仮想世界の事情など、現実世界の前には取るに足らない事だと言わんばかりだ。
しかし、それが本心だとは思えない、無理やり自分に言い聞かせている気がした。
「そう、分かったよ。ありがとう、話してくれて」
「お礼を言われる筋合いはありません。
あなたが脅迫したから話したまでです。
もし春奈に話したら……。分かってますよね?」
鳴海の冷たい視線が悠斗を射抜く。
教室内に妙な緊張が走ると、フランメリーの積み木がガシャンと崩れた。
フランメリーはめげずに、再びブロックを積み重ねていく。
「ああ、分かってる。そんなに心配しないでよ。
そのために俺の秘密を一つ教えただろ?」
「……そうですね。あなたを少しだけ信じます。
あ、一つ気になったことがあるのですが、いいですか?」
「なに?」
「あなたは私とバエルの関係を見抜いていた。PKの件も。
なぜ私の口から真実を聞き出したのですか?
わざわざそんなことをする必要はなかったように思います。
その理由がよく分かりません。
自分の推理があっているのか、答えあわせをして。
探偵ごっこでも、したかったんですか?」
「お、そこに気付いたか。
答えあわせがしたかったのも理由の一つ。
でも、それは本当の理由じゃない。
理由は、鳴海への
「牽制?」
鳴海は不思議そうに首を傾げた。
「そう。真実を知っている者がいると、鳴海に認識してもらいたかった。
それが本当の理由」
「それに何の意味があるんです?」
「もし俺が鳴海の立場だったら、バエルにある約束をさせると思う。
それは『契約者の名前を誰にも話してはならない』だ。
魔王殺しが実行されれば、成功か失敗。どちらにしてもある程度の騒ぎになることは間違いない。

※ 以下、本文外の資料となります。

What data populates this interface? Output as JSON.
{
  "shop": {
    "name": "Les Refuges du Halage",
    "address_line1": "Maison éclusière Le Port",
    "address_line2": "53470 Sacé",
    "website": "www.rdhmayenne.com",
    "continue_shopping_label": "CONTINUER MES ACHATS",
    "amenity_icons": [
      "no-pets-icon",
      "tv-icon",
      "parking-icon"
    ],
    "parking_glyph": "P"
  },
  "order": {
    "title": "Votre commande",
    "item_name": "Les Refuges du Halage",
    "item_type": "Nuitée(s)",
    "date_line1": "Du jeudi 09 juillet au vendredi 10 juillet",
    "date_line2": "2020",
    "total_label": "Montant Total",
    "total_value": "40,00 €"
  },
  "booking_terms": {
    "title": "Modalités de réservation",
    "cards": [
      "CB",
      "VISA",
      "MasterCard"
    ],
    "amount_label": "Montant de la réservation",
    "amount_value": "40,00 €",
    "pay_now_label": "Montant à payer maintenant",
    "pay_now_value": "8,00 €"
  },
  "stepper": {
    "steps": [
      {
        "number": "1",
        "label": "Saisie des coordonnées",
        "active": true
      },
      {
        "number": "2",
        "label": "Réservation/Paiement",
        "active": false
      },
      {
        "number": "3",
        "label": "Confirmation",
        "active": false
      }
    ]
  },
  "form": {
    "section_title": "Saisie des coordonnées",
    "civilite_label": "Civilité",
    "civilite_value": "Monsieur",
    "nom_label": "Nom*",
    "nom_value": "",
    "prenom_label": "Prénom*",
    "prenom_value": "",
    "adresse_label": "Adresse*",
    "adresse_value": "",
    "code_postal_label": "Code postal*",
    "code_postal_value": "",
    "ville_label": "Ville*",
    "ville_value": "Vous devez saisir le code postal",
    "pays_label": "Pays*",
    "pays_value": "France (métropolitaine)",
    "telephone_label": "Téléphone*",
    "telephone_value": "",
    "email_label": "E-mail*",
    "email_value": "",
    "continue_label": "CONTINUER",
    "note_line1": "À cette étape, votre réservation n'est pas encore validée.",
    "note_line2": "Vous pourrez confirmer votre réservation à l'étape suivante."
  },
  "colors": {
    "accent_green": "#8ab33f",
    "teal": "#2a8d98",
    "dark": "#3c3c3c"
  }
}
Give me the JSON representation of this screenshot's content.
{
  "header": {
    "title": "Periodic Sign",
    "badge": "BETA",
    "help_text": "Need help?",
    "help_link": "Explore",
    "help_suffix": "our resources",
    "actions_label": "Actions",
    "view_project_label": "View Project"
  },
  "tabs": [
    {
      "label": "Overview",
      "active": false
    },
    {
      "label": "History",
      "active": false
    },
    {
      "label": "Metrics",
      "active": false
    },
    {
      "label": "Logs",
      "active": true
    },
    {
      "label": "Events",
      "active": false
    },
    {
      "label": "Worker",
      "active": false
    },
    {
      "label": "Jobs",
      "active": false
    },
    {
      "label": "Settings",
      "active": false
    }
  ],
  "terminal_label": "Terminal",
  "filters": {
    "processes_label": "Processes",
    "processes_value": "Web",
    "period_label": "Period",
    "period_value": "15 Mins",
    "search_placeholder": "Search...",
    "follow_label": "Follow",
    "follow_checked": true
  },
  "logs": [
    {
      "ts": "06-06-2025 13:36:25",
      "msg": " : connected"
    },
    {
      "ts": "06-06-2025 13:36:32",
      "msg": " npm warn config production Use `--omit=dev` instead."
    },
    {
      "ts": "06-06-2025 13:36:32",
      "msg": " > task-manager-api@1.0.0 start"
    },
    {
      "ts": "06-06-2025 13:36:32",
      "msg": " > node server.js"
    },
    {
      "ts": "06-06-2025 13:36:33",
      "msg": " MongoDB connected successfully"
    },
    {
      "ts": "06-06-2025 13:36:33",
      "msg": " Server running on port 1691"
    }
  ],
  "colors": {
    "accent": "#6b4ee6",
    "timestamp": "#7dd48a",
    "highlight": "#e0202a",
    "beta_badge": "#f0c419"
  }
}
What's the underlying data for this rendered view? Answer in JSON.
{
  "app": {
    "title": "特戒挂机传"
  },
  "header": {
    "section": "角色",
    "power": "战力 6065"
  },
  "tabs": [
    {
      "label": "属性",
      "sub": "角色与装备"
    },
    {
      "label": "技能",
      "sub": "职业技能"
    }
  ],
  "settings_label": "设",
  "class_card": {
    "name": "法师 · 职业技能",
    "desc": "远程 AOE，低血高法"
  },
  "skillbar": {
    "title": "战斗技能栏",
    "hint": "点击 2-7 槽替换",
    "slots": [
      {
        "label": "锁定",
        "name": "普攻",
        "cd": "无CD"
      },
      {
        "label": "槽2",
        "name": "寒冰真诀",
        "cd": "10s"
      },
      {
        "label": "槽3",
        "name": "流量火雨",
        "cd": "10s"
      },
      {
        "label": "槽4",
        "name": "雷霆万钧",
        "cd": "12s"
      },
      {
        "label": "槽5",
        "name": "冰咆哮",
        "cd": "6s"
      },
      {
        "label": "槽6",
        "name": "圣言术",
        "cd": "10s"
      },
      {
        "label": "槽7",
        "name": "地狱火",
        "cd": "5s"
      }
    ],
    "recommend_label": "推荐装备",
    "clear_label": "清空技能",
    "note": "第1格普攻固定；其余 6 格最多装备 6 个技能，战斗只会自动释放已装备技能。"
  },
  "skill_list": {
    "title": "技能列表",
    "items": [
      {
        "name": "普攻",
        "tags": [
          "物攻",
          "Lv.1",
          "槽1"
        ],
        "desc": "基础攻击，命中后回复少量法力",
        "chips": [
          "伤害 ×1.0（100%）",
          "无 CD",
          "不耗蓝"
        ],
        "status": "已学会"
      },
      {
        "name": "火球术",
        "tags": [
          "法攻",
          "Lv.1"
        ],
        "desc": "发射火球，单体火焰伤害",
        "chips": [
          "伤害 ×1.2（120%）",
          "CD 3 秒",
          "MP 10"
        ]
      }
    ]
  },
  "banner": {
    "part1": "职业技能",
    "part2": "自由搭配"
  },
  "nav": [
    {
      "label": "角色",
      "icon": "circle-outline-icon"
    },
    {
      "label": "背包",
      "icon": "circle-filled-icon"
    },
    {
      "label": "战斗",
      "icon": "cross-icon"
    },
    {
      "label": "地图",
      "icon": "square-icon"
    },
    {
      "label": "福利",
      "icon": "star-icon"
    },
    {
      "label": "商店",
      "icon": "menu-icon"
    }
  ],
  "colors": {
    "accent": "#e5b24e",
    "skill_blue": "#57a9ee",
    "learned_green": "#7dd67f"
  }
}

その時に、自分の名前が挙がれば、騒ぎに巻き込まれる。
もしプレイヤー間で話が広がれば、やがて月島の耳にも入るだろう。
そうなれば、理由を聞かれる。
たとえ、月島を想っての行動だとしても、月島にとっては大きなお世話。
サービス停止は仮想世界の消滅。それは月島が守りたい人たちの消滅と同義。
月島との関係が悪化する可能性が高い。それは鳴海も望んでいないはず」
「…………」
「では騒ぎに巻き込まれないためには、どうすれば良いか?
――バエルを消して口封じすれば良い。
第1世界ならば、それが可能だ。
逆を言えば、第1世界以外に行ってしまっては、不可能になる。
そして今、バエルはこの第1世界にはいない。
元の第99世界に帰ってしまった。
さっきまでの鳴海は、こう考えていたはずだ。
――バエルがこの世界に戻ってきたら、秘密を守っていることを確認して消そう。
違うかな?」
「……その通りよ、名探偵さん。
よく私の考えが分かりましたね。驚きました」
鳴海は氷のような微笑をたたえた。